In the months since she told her story, life has gotten easier. The woman who pushed herself in the water, setting the goal of winning a gold medal in world-record time so that she could have the platform to tell her story, no longer feels the burden of swimming under such pressure. She no longer melts down when she fails to meet her lofty expectations. She’s learned that a gold medal isn’t everything. A world record isn’t everything. The hundreds of letters, e-mails and phone calls from friends and strangers all across the world have proved to her that two silver medals and one bronze provide a pretty nice platform, as well.

“She has overcome more than just about any other swimmer on the Olympic team to get where she has,” Marsh said. “These demons have absolutely held her back. How could they not? But now, feeling like she can be open and vulnerable as a human being? How could that not help her? How could that not set her free to reach her fullest potential?”

Going public is only the beginning of Hoelzer’s plan. She majored in criminology and sociology at Auburn and wrote college papers on child abuse. She plans to someday work in the field and also would like to start a foundation that would financially support the National Children’s Advocacy Center. One of her goals is to increase awareness of the signs parents should look for if they think their child has been abused.

“She’s incredible, just an absolute inspiration,” says Catherine Hereford, the development director for the NCAC. “She sees that she has a platform and is using that for absolute selfless good. Personally, I can’t imagine telling the world something so personal and private.”
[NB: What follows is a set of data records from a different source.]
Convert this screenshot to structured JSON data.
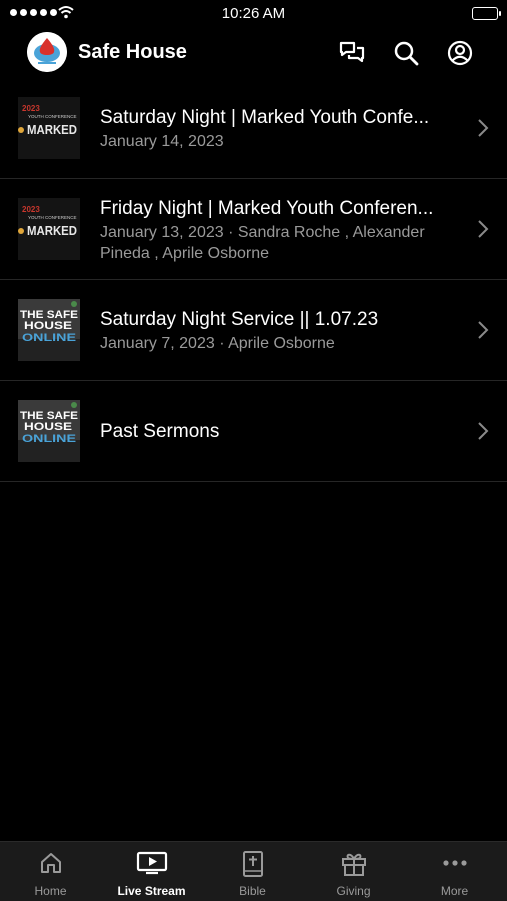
{
  "status": {
    "time": "10:26 AM"
  },
  "header": {
    "title": "Safe House"
  },
  "items": [
    {
      "title": "Saturday Night | Marked Youth Confe...",
      "subtitle": "January 14, 2023",
      "thumb_year": "2023",
      "thumb_small": "YOUTH CONFERENCE",
      "thumb_big": "MARKED"
    },
    {
      "title": "Friday Night | Marked Youth Conferen...",
      "subtitle": "January 13, 2023 · Sandra Roche , Alexander Pineda , Aprile Osborne",
      "thumb_year": "2023",
      "thumb_small": "YOUTH CONFERENCE",
      "thumb_big": "MARKED"
    },
    {
      "title": "Saturday Night Service ||  1.07.23",
      "subtitle": "January 7, 2023 · Aprile Osborne",
      "thumb_l1": "THE SAFE",
      "thumb_l2": "HOUSE",
      "thumb_l3": "ONLINE"
    },
    {
      "title": "Past Sermons",
      "thumb_l1": "THE SAFE",
      "thumb_l2": "HOUSE",
      "thumb_l3": "ONLINE"
    }
  ],
  "tabs": [
    {
      "label": "Home",
      "icon": "home-icon"
    },
    {
      "label": "Live Stream",
      "icon": "tv-play-icon"
    },
    {
      "label": "Bible",
      "icon": "bible-icon"
    },
    {
      "label": "Giving",
      "icon": "gift-icon"
    },
    {
      "label": "More",
      "icon": "more-icon"
    }
  ],
  "active_tab": "Live Stream",
  "colors": {
    "background": "#000000",
    "tab_bar": "#1b1b1b",
    "subtitle": "#9a9a9a",
    "divider": "#262626",
    "accent_blue": "#4aa3d8",
    "marked_red": "#c8372d"
  }
}
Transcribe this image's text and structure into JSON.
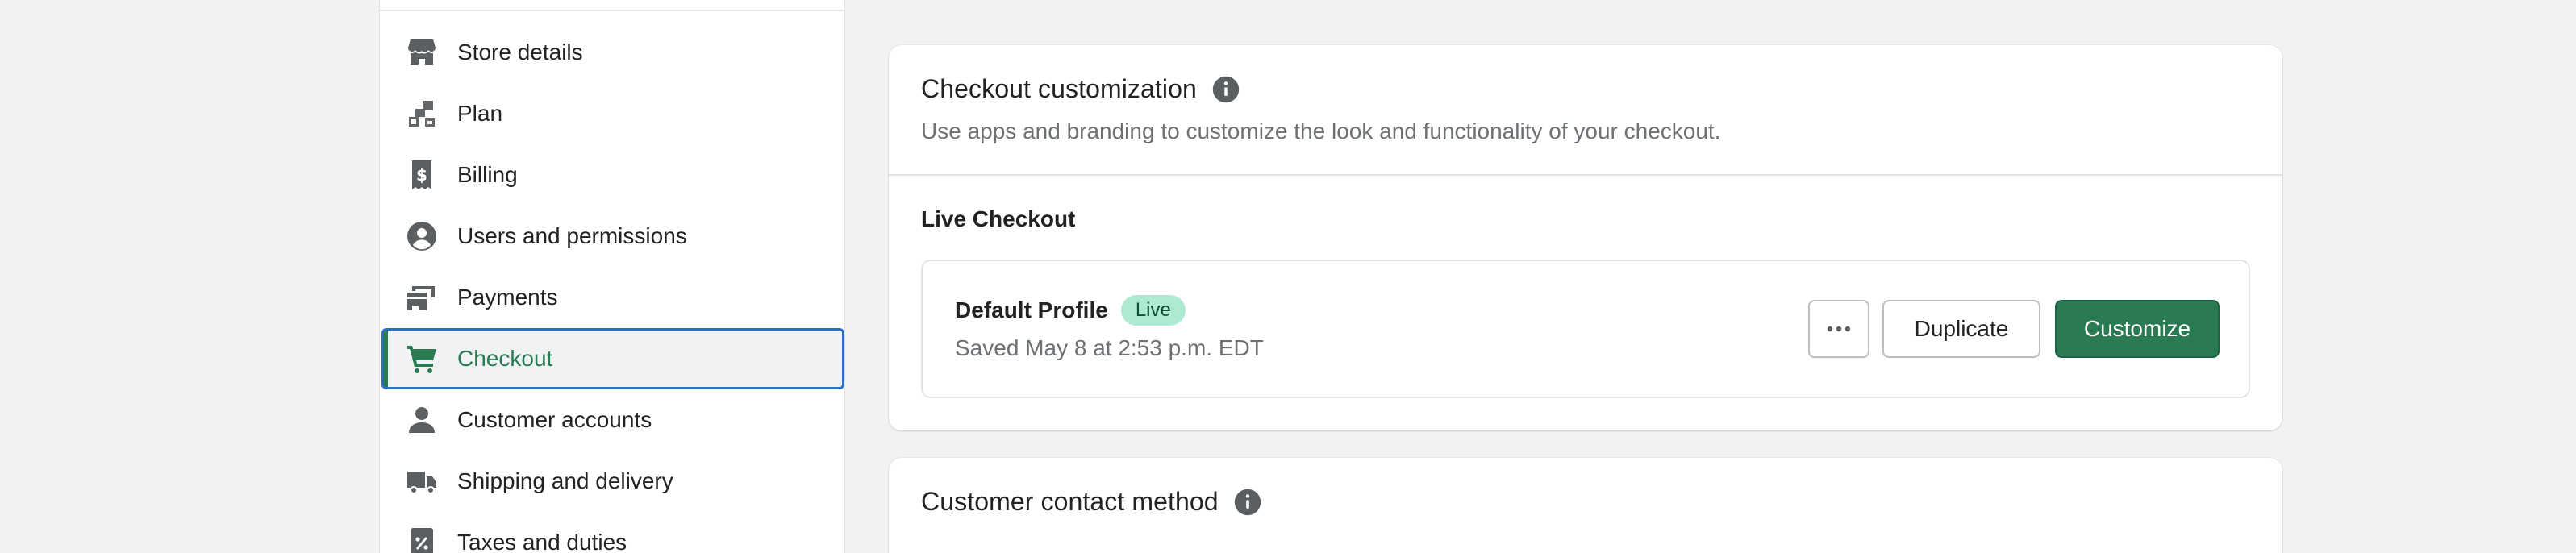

A week after Hoelzer’s story appeared on The Associated Press wire, she stood before some 500 people and spoke at the principal fundraising banquet for the NCAC in Huntsville. The woman who doesn’t get nervous before races, who’s never had a problem with public speaking, talked about the team that helped her reach their shared goals in Beijing. She talked about family, friends, coaches and nutritionists. And she talked about the Advocacy Center, the people who helped her find her way through the darkest part of her life.

That’s when it hit. That’s when even the greatest defense mechanisms in the world couldn’t hold back the tears, couldn’t keep Hoelzer from stepping back from the microphone.

As she gathered herself, the audience came to its feet and applauded.

“I couldn’t help but stand there and think, ‘That’s my little girl up there,'” Elizabeth said. “That’s my little girl telling the whole world about her nightmare, just so she can help other people. This is greater than anything she could ever accomplish at any Olympics. She is showing the world that no matter what obstacles you have to overcome, you can still chase that dream. You can still have hope. She’s truly an inspiration.”